The Act known as the Competitive Health Insurance Reform Act of 2020, exempts from the legislation life insurance and annuities and property/casualty insurance. The Act also permits health insurers to continue:
“(A) to collect, compile, or disseminate historical loss data;
(B) to determine a loss development factor applicable to historical loss data;
(C) to perform actuarial services if such contract, combination, or conspiracy does not involve a restraint of trade; or
(D) to develop or disseminate a standard insurance policy form (including a standard addendum to an insurance policy form and standard terminology in an insurance policy form) if such contract, combination, or conspiracy is not to adhere to such standard form or require adherence to such standard form.”
Finally, the amendment removes the antitrust exemption for both profit and non-profit health insurers.
While you may be on the verge of fainting, you should remember that the exemption has been limited to the “business of insurance” as that phrase has been interpreted by the U.S. Supreme Court over the years.
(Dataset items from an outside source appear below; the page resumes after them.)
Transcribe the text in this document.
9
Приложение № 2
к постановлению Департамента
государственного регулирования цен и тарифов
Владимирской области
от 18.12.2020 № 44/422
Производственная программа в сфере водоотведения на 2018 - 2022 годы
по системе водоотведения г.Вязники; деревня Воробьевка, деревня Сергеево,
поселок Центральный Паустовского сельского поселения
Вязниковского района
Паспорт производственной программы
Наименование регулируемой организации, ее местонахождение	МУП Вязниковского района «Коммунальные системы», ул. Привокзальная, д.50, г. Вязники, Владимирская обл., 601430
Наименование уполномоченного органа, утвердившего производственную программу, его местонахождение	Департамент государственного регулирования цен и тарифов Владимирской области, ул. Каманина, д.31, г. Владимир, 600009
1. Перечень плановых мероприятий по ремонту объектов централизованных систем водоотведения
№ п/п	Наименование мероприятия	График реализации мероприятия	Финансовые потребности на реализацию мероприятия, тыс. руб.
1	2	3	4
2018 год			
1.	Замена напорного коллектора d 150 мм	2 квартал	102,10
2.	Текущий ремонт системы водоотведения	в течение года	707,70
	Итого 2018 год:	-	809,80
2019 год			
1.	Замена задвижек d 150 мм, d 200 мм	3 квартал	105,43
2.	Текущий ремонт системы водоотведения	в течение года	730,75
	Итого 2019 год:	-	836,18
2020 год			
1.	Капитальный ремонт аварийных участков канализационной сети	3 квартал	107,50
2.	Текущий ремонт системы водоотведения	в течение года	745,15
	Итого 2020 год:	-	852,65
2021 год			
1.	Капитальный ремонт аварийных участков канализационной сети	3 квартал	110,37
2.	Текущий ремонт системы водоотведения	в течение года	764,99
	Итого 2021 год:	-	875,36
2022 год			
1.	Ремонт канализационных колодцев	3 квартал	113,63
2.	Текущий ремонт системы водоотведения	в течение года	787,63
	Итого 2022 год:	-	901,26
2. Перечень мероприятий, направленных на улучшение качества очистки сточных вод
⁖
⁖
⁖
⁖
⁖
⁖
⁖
Essentially, the “business of insurance” relates to activities:
- that have the effect of transferring or spreading a policyholder’s risk,
- that are “an integral part of the policy relationship between the insurer and the insured” and
- that are “limited to entities within the insurance industry.” Union Labor Life Ins. Co. v. Pireno, 458 U.S. 119, 129 (1982).
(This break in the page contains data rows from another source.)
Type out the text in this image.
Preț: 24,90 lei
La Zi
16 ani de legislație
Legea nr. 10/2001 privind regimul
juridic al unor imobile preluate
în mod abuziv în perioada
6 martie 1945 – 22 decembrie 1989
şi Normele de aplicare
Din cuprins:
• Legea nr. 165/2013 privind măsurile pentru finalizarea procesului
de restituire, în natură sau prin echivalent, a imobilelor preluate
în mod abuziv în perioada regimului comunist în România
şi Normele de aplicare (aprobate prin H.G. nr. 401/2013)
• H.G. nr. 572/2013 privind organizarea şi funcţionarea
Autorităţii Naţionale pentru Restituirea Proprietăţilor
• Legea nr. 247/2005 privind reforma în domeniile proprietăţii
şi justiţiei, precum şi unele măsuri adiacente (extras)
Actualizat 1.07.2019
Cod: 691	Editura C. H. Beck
The amendment raises interesting (or if you wish, scary) questions about health plan practices in markets where the plan dominates such as in contracting with providers and insurance producers. Moreover, questions arise with respect to collaboration among plans for practices not authorized in the amended federal law. I’ll have to dust off the computer screen and review old cases to see which case outcomes might be different under the new law.
In the meantime, the change in federal law may cause a resurrection of the Washington State law that capitalizes on the “state action doctrine” which immunizes anti-competitive behavior that a state specifically authorizes to promote health care reforms. See the article I wrote about this a long, long time ago – Health Care Reform Leftovers – Washington’s Anti-trust Law.
With a Congress and President of the same political party, I expect the FTC and DOJ to help us quickly understand he limits of permitted health insurance practices. Who wants popcorn?